The Problem
A research client needed a Greek-language LLM fine-tuned for legal text: parliamentary transcripts, court decisions, and regulatory documents. The base model (Qwen 2.5) has limited Greek vocabulary, so both the tokenizer and the model weights needed updating before fine-tuning would be effective.
Pipeline Overview
The project was structured as a 9-notebook Colab pipeline:
| Notebook | Task |
|---|---|
| 00_download_to_drive | Download Greek legal corpus to Drive |
| 01_data_collection | Parse and normalise source documents |
| 02_tokenizer_merge | Extend Qwen tokenizer with Greek tokens |
| 03_pretraining | Initial pretraining run (baseline) |
| 04_evaluation | Before/after perplexity evaluation |
| 05_full_pretraining | Full extended pretraining on A100 |
| 06_lep_tokenizer_merge | LEP (Legal Encoding Protocol) tokenizer variant |
| 07a_data_curation | Data quality filtering + deduplication |
| 07b_qlora_pretraining | QLoRA fine-tuning on curated subset |
Key Technical Decisions
Tokenizer extension — Qwen 2.5's tokenizer was trained primarily on Chinese/English. Greek legal tokens were extracted from the corpus vocabulary, filtered by frequency, and merged into the tokenizer using SentencePieceTrainer. This reduced average token count per Greek sentence by ~30%.
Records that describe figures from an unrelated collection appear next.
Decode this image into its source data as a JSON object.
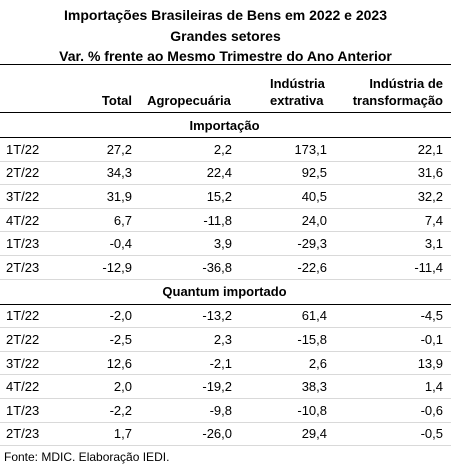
{
  "header": {
    "title": [
      "Importações Brasileiras de Bens em 2022 e 2023",
      "Grandes setores",
      "Var. %  frente ao Mesmo Trimestre do Ano Anterior"
    ]
  },
  "table": {
    "columns": [
      "Total",
      "Agropecuária",
      "Indústria extrativa",
      "Indústria de transformação"
    ],
    "sections": [
      {
        "title": "Importação",
        "rows": [
          [
            "1T/22",
            "27,2",
            "2,2",
            "173,1",
            "22,1"
          ],
          [
            "2T/22",
            "34,3",
            "22,4",
            "92,5",
            "31,6"
          ],
          [
            "3T/22",
            "31,9",
            "15,2",
            "40,5",
            "32,2"
          ],
          [
            "4T/22",
            "6,7",
            "-11,8",
            "24,0",
            "7,4"
          ],
          [
            "1T/23",
            "-0,4",
            "3,9",
            "-29,3",
            "3,1"
          ],
          [
            "2T/23",
            "-12,9",
            "-36,8",
            "-22,6",
            "-11,4"
          ]
        ]
      },
      {
        "title": "Quantum importado",
        "rows": [
          [
            "1T/22",
            "-2,0",
            "-13,2",
            "61,4",
            "-4,5"
          ],
          [
            "2T/22",
            "-2,5",
            "2,3",
            "-15,8",
            "-0,1"
          ],
          [
            "3T/22",
            "12,6",
            "-2,1",
            "2,6",
            "13,9"
          ],
          [
            "4T/22",
            "2,0",
            "-19,2",
            "38,3",
            "1,4"
          ],
          [
            "1T/23",
            "-2,2",
            "-9,8",
            "-10,8",
            "-0,6"
          ],
          [
            "2T/23",
            "1,7",
            "-26,0",
            "29,4",
            "-0,5"
          ]
        ]
      }
    ]
  },
  "footer": {
    "source": "Fonte: MDIC. Elaboração IEDI."
  }
}
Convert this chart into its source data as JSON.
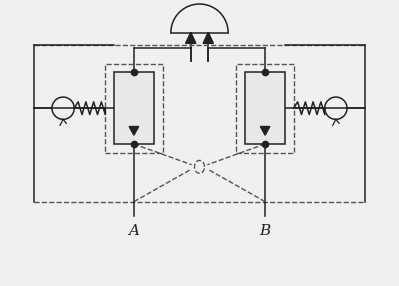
{
  "bg": "#f0f0f0",
  "lc": "#222222",
  "dc": "#555555",
  "lw": 1.1,
  "dlw": 1.0,
  "label_A": "A",
  "label_B": "B",
  "fig_w": 3.99,
  "fig_h": 2.86,
  "xmin": 0,
  "xmax": 10,
  "ymin": 0,
  "ymax": 7.15
}
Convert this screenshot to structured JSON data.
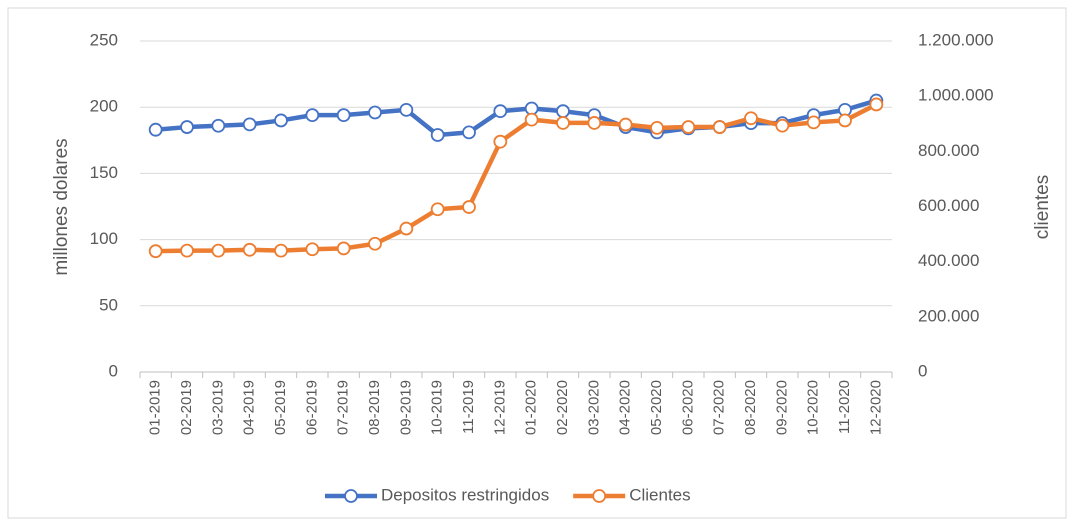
{
  "chart_data": {
    "type": "line",
    "categories": [
      "01-2019",
      "02-2019",
      "03-2019",
      "04-2019",
      "05-2019",
      "06-2019",
      "07-2019",
      "08-2019",
      "09-2019",
      "10-2019",
      "11-2019",
      "12-2019",
      "01-2020",
      "02-2020",
      "03-2020",
      "04-2020",
      "05-2020",
      "06-2020",
      "07-2020",
      "08-2020",
      "09-2020",
      "10-2020",
      "11-2020",
      "12-2020"
    ],
    "series": [
      {
        "name": "Depositos restringidos",
        "color": "#4472c4",
        "values": [
          183,
          185,
          186,
          187,
          190,
          194,
          194,
          196,
          198,
          179,
          181,
          197,
          199,
          197,
          194,
          185,
          181,
          184,
          185,
          188,
          188,
          194,
          198,
          205
        ]
      },
      {
        "name": "Clientes",
        "color": "#ed7d31",
        "axis": "y2",
        "values": [
          438000,
          440000,
          440000,
          443000,
          440000,
          445000,
          448000,
          465000,
          520000,
          590000,
          598000,
          835000,
          915000,
          903000,
          903000,
          897000,
          885000,
          888000,
          888000,
          920000,
          893000,
          905000,
          912000,
          970000
        ]
      }
    ],
    "y_label": "millones dolares",
    "y2_label": "clientes",
    "ylim": [
      0,
      250
    ],
    "yticks": [
      0,
      50,
      100,
      150,
      200,
      250
    ],
    "y2lim": [
      0,
      1200000
    ],
    "y2ticks": [
      0,
      {
        "value": 200000,
        "label": "200.000"
      },
      {
        "value": 400000,
        "label": "400.000"
      },
      {
        "value": 600000,
        "label": "600.000"
      },
      {
        "value": 800000,
        "label": "800.000"
      },
      {
        "value": 1000000,
        "label": "1.000.000"
      },
      {
        "value": 1200000,
        "label": "1.200.000"
      }
    ],
    "grid": true,
    "legend": "bottom"
  }
}
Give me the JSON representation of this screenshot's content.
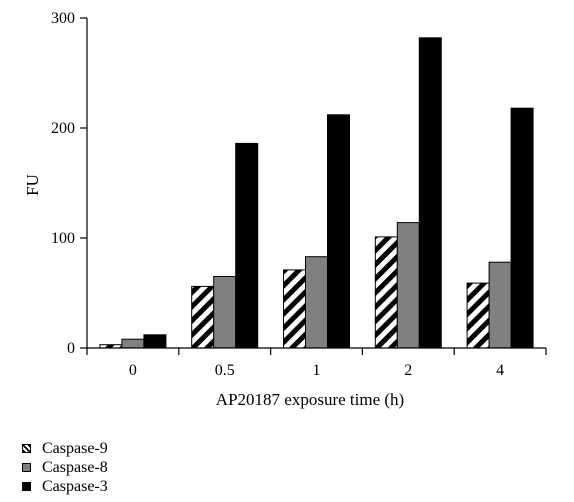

Data curation (07a) — the raw corpus contained OCR noise, duplicate paragraphs, and encoding errors. A deduplication pass (MinHash LSH) and quality filters (length, punctuation density, language detection) reduced the dataset from 2.8 GB to 1.9 GB of clean text.
QLoRA on Qwen 2.5 7B — full pretraining on the 7B parameter model was prohibitively expensive at ~18 A100 GPU-hours. QLoRA (4-bit quantisation + LoRA adapters targeting Q/K/V projections, rank=64) enabled effective fine-tuning within Colab A100 constraints (~40 GB VRAM) at a fraction of the cost.
Evaluation
Perplexity on a held-out Greek legal test set dropped from 28.4 (base Qwen 2.5) to 14.1 (after full pretraining + QLoRA). The model's answers on legal Q&A prompts were validated by the client against reference decisions.
Outcome
Delivered: trained model checkpoint, tokenizer, evaluation scripts, and training logs. Client continued to the production fine-tuning phase independently.